Software-as-a-service worldwide revenues for enterprise applications will reach $10.7 billion in 2011, said Gartner on Dec. 14.
The market generated worldwide revenues of $7.9 billion in 2009, and is forecast to reach $9.2 billion for 2010, according to the analyst firm. While growth was strong for 2010, with a 15.7 percent jump over 2009 revenues, "the market is projected for stronger growth in 2011," with a 16.2 percent increase over 2010, Gartner said.
The "significant industry buzz" surrounding SAAS and other off-premises models has "shifted" to cloud computing, according to the report. Gartner analysts estimated that 75 percent of the "current" SAAS delivery revenue could be considered cloud services. As the "SAAS model matures and converges with cloud services models," the breakdown could exceed 90 percent by 2014, the analysts said.
The challenge is to be able to clearly identify SAAS from all other off-premise products. Since SAAS and cloud are "hot concepts," many suppliers are rebranding their hosting, application management, or application outsourcing capabilities as SAAS or are claiming their solutions are "in the cloud," said Sharon Mertz, a research director at Gartner.
"Suppliers run the risk of confusing and antagonizing buyers if they persist in this approach," said Mertz. Enterprises run the risk of "getting nasty shocks" when they realize what they bought is not SAAS, she said.
Mertz defined SAAS as software owned, delivered and managed remotely by one or more providers. The application is delivered as a single set of common code and data definitions and contracted customers "consume" the application at anytime in a "one-to-many model," according to the report.

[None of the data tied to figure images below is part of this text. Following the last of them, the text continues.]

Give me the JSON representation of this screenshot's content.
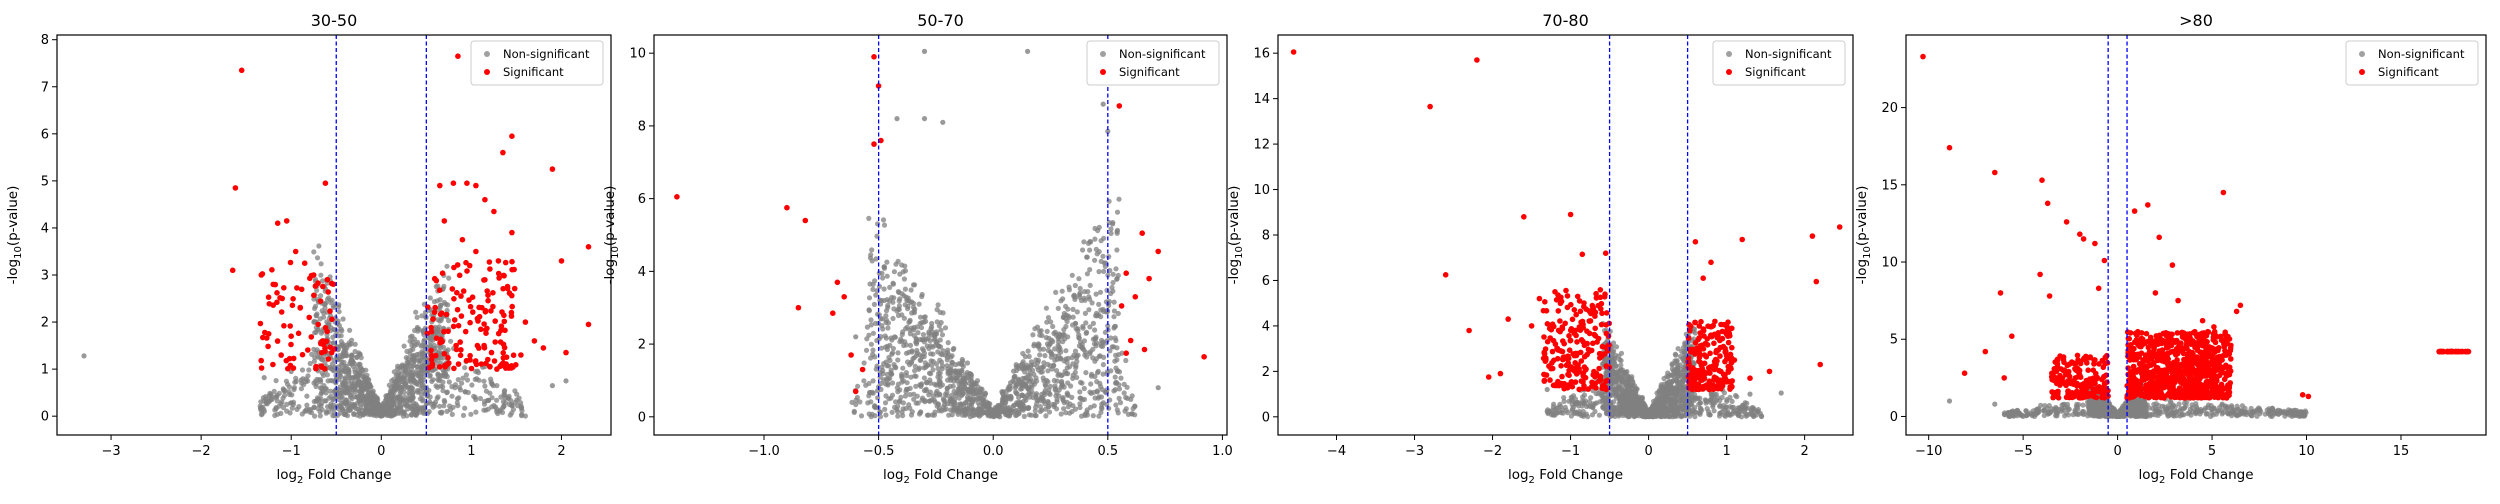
{
  "chart_data": [
    {
      "type": "scatter",
      "title": "30-50",
      "xlabel": "log2 Fold Change",
      "ylabel": "-log10(p-value)",
      "xlim": [
        -3.6,
        2.55
      ],
      "ylim": [
        -0.4,
        8.1
      ],
      "xticks": [
        -3,
        -2,
        -1,
        0,
        1,
        2
      ],
      "yticks": [
        0,
        1,
        2,
        3,
        4,
        5,
        6,
        7,
        8
      ],
      "thresholds": [
        -0.5,
        0.5
      ],
      "legend": {
        "position": "top-right",
        "entries": [
          "Non-significant",
          "Significant"
        ]
      },
      "series": [
        {
          "name": "Non-significant",
          "color": "#808080",
          "envelope_peak": 3.8,
          "envelope_x": [
            -0.75,
            0.75
          ],
          "outer_x": [
            -1.35,
            1.6
          ],
          "extra": [
            [
              -3.3,
              1.28
            ],
            [
              -1.3,
              0.82
            ],
            [
              -1.0,
              0.95
            ],
            [
              1.9,
              0.65
            ],
            [
              2.05,
              0.75
            ]
          ]
        },
        {
          "name": "Significant",
          "color": "#ff0000",
          "points": [
            [
              -1.55,
              7.35
            ],
            [
              -1.62,
              4.85
            ],
            [
              -1.65,
              3.1
            ],
            [
              -0.62,
              4.95
            ],
            [
              -1.15,
              4.1
            ],
            [
              -1.05,
              4.15
            ],
            [
              -0.95,
              3.5
            ],
            [
              -0.85,
              3.25
            ],
            [
              -0.75,
              3.0
            ],
            [
              -1.2,
              2.8
            ],
            [
              -1.1,
              2.5
            ],
            [
              -0.9,
              2.3
            ],
            [
              -0.8,
              2.1
            ],
            [
              -0.7,
              1.95
            ],
            [
              -0.6,
              1.8
            ],
            [
              -1.0,
              1.7
            ],
            [
              -0.65,
              1.6
            ],
            [
              -1.25,
              1.75
            ],
            [
              -0.55,
              1.35
            ],
            [
              0.85,
              7.65
            ],
            [
              1.45,
              5.95
            ],
            [
              1.35,
              5.6
            ],
            [
              1.9,
              5.25
            ],
            [
              0.65,
              4.9
            ],
            [
              0.8,
              4.95
            ],
            [
              0.95,
              4.95
            ],
            [
              1.05,
              4.9
            ],
            [
              1.15,
              4.6
            ],
            [
              1.25,
              4.35
            ],
            [
              0.7,
              4.15
            ],
            [
              0.9,
              3.75
            ],
            [
              1.05,
              3.5
            ],
            [
              1.45,
              3.9
            ],
            [
              1.3,
              3.3
            ],
            [
              2.0,
              3.3
            ],
            [
              2.3,
              3.6
            ],
            [
              2.3,
              1.95
            ],
            [
              2.05,
              1.35
            ],
            [
              1.6,
              2.0
            ],
            [
              1.7,
              1.6
            ],
            [
              1.55,
              1.3
            ],
            [
              1.8,
              1.45
            ]
          ],
          "bands": [
            [
              0.5,
              1.5,
              1.0,
              3.3,
              150
            ],
            [
              -1.35,
              -0.5,
              1.0,
              3.3,
              70
            ]
          ]
        }
      ]
    },
    {
      "type": "scatter",
      "title": "50-70",
      "xlabel": "log2 Fold Change",
      "ylabel": "-log10(p-value)",
      "xlim": [
        -1.48,
        1.02
      ],
      "ylim": [
        -0.5,
        10.5
      ],
      "xticks": [
        -1.0,
        -0.5,
        0.0,
        0.5,
        1.0
      ],
      "yticks": [
        0,
        2,
        4,
        6,
        8,
        10
      ],
      "thresholds": [
        -0.5,
        0.5
      ],
      "legend": {
        "position": "top-right",
        "entries": [
          "Non-significant",
          "Significant"
        ]
      },
      "series": [
        {
          "name": "Non-significant",
          "color": "#808080",
          "envelope_peak": 6.5,
          "envelope_x": [
            -0.55,
            0.55
          ],
          "outer_x": [
            -0.62,
            0.62
          ],
          "extra": [
            [
              -0.3,
              10.05
            ],
            [
              0.15,
              10.05
            ],
            [
              -0.3,
              8.2
            ],
            [
              -0.42,
              8.2
            ],
            [
              -0.22,
              8.1
            ],
            [
              0.48,
              8.6
            ],
            [
              0.5,
              7.85
            ],
            [
              -0.6,
              2.2
            ],
            [
              0.72,
              0.8
            ]
          ]
        },
        {
          "name": "Significant",
          "color": "#ff0000",
          "points": [
            [
              -1.38,
              6.05
            ],
            [
              -0.52,
              9.9
            ],
            [
              -0.5,
              9.1
            ],
            [
              -0.49,
              7.6
            ],
            [
              -0.52,
              7.5
            ],
            [
              -0.9,
              5.75
            ],
            [
              -0.82,
              5.4
            ],
            [
              -0.85,
              3.0
            ],
            [
              -0.68,
              3.7
            ],
            [
              -0.65,
              3.3
            ],
            [
              -0.7,
              2.85
            ],
            [
              -0.62,
              1.7
            ],
            [
              -0.57,
              1.3
            ],
            [
              -0.6,
              0.7
            ],
            [
              0.55,
              8.55
            ],
            [
              0.65,
              5.05
            ],
            [
              0.72,
              4.55
            ],
            [
              0.68,
              3.8
            ],
            [
              0.58,
              3.95
            ],
            [
              0.62,
              3.3
            ],
            [
              0.56,
              3.05
            ],
            [
              0.6,
              2.1
            ],
            [
              0.66,
              1.85
            ],
            [
              0.58,
              1.75
            ],
            [
              0.92,
              1.65
            ]
          ],
          "bands": []
        }
      ]
    },
    {
      "type": "scatter",
      "title": "70-80",
      "xlabel": "log2 Fold Change",
      "ylabel": "-log10(p-value)",
      "xlim": [
        -4.75,
        2.62
      ],
      "ylim": [
        -0.8,
        16.8
      ],
      "xticks": [
        -4,
        -3,
        -2,
        -1,
        0,
        1,
        2
      ],
      "yticks": [
        0,
        2,
        4,
        6,
        8,
        10,
        12,
        14,
        16
      ],
      "thresholds": [
        -0.5,
        0.5
      ],
      "legend": {
        "position": "top-right",
        "entries": [
          "Non-significant",
          "Significant"
        ]
      },
      "series": [
        {
          "name": "Non-significant",
          "color": "#808080",
          "envelope_peak": 4.5,
          "envelope_x": [
            -0.6,
            0.6
          ],
          "outer_x": [
            -1.3,
            1.45
          ],
          "extra": [
            [
              -1.3,
              1.2
            ],
            [
              1.3,
              1.0
            ],
            [
              1.7,
              1.05
            ]
          ]
        },
        {
          "name": "Significant",
          "color": "#ff0000",
          "points": [
            [
              -4.55,
              16.05
            ],
            [
              -2.2,
              15.7
            ],
            [
              -2.8,
              13.65
            ],
            [
              -2.6,
              6.25
            ],
            [
              -2.3,
              3.8
            ],
            [
              -2.05,
              1.75
            ],
            [
              -1.6,
              8.8
            ],
            [
              -1.0,
              8.9
            ],
            [
              -0.85,
              7.15
            ],
            [
              -0.55,
              7.2
            ],
            [
              -1.4,
              5.2
            ],
            [
              -1.2,
              5.5
            ],
            [
              -1.8,
              4.3
            ],
            [
              -1.5,
              4.0
            ],
            [
              -1.9,
              1.9
            ],
            [
              0.6,
              7.7
            ],
            [
              0.8,
              6.8
            ],
            [
              0.7,
              6.1
            ],
            [
              1.2,
              7.8
            ],
            [
              2.45,
              8.35
            ],
            [
              2.1,
              7.95
            ],
            [
              2.15,
              5.95
            ],
            [
              2.2,
              2.3
            ],
            [
              1.55,
              2.0
            ],
            [
              1.1,
              2.5
            ],
            [
              1.0,
              2.7
            ],
            [
              0.85,
              4.2
            ],
            [
              1.3,
              1.7
            ]
          ],
          "bands": [
            [
              -1.35,
              -0.5,
              1.2,
              5.6,
              220
            ],
            [
              0.5,
              1.1,
              1.2,
              4.2,
              200
            ]
          ]
        }
      ]
    },
    {
      "type": "scatter",
      "title": ">80",
      "xlabel": "log2 Fold Change",
      "ylabel": "-log10(p-value)",
      "xlim": [
        -11.2,
        19.5
      ],
      "ylim": [
        -1.2,
        24.7
      ],
      "xticks": [
        -10,
        -5,
        0,
        5,
        10,
        15
      ],
      "yticks": [
        0,
        5,
        10,
        15,
        20
      ],
      "thresholds": [
        -0.5,
        0.5
      ],
      "legend": {
        "position": "top-right",
        "entries": [
          "Non-significant",
          "Significant"
        ]
      },
      "series": [
        {
          "name": "Non-significant",
          "color": "#808080",
          "envelope_peak": 2.5,
          "envelope_x": [
            -1.5,
            1.5
          ],
          "outer_x": [
            -6.0,
            10.0
          ],
          "extra": [
            [
              -8.9,
              1.0
            ],
            [
              -6.5,
              0.8
            ]
          ]
        },
        {
          "name": "Significant",
          "color": "#ff0000",
          "points": [
            [
              -10.3,
              23.3
            ],
            [
              -8.9,
              17.4
            ],
            [
              -6.5,
              15.8
            ],
            [
              -6.2,
              8.0
            ],
            [
              -4.0,
              15.3
            ],
            [
              -3.7,
              13.8
            ],
            [
              -5.6,
              5.2
            ],
            [
              -4.1,
              9.2
            ],
            [
              -3.6,
              7.8
            ],
            [
              -2.7,
              12.6
            ],
            [
              -2.0,
              11.8
            ],
            [
              -1.8,
              11.5
            ],
            [
              -1.2,
              11.2
            ],
            [
              -1.0,
              8.3
            ],
            [
              -0.7,
              10.1
            ],
            [
              -7.0,
              4.2
            ],
            [
              -6.0,
              2.5
            ],
            [
              -8.1,
              2.8
            ],
            [
              0.9,
              13.3
            ],
            [
              1.6,
              13.7
            ],
            [
              2.2,
              11.6
            ],
            [
              2.9,
              9.8
            ],
            [
              5.6,
              14.5
            ],
            [
              6.5,
              7.2
            ],
            [
              6.3,
              6.8
            ],
            [
              4.5,
              6.2
            ],
            [
              5.1,
              5.8
            ],
            [
              3.2,
              7.5
            ],
            [
              2.0,
              8.0
            ],
            [
              9.8,
              1.4
            ],
            [
              10.1,
              1.3
            ]
          ],
          "bands": [
            [
              0.5,
              6.0,
              1.2,
              5.5,
              900
            ],
            [
              -3.5,
              -0.5,
              1.2,
              4.0,
              200
            ],
            [
              17.0,
              18.6,
              4.2,
              4.2,
              40
            ]
          ]
        }
      ]
    }
  ]
}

There have been changes in how SAAS is sold, consumed and perceived by vendors and buyers, Gartner said. Executives and IT are getting involved in purchasing decisions as the deal sizes and deployments get bigger, covering "thousands to tens of thousands of users," said Mertz.
Even so, IT is left out of most deals as an increasing number of companies are procuring and deploying SAAS applications from multiple vendors without involving IT, said Gartner. The variety of SAAS applications from multiple vendors within the enterprise creates management issues and challenges, said Gartner.
In fact, that is often a part of the SAAS-providers sales pitch, according to Brian Cleary, vice president of marketing at Aveksa, a producer of change management, compliance and application access governance for IT organizations. There is an "IT is bad" mentality and the providers would rather sell directly to the lines of business and not talk to IT, he said. As a result, IT has no visibility as to who is buying external applications, what data is being stored there, and who has access to the application, Cleary said.
Content, communications and collaboration SAAS offerings continue to dominate the enterprise application market, with customer relationship management products close behind. Worldwide 2010 revenues are expected to hit $2.9 billion, and $2.6 billion respectively, said Mertz.
"Initial concerns about security, response time and service availability have diminished for many organizations," said Mertz.
However, SAAS usage and adoption varies widely across market segments, according to Gartner. SAAS is "barely used" for enterprise content management and search, but is the "predominant form" for Web conferencing, according to the report. While SAAS is an "attractive alternative" to on-premises solutions for sales force automation, buyers are concerned about e-commerce because of integration challenges with on-premises applications and uncertainty over who owns the data, according to the report.
There is a "higher requirement for downstream integration" as SAAS offerings become integrated with other applications and business processes within the enterprise, Mertz said.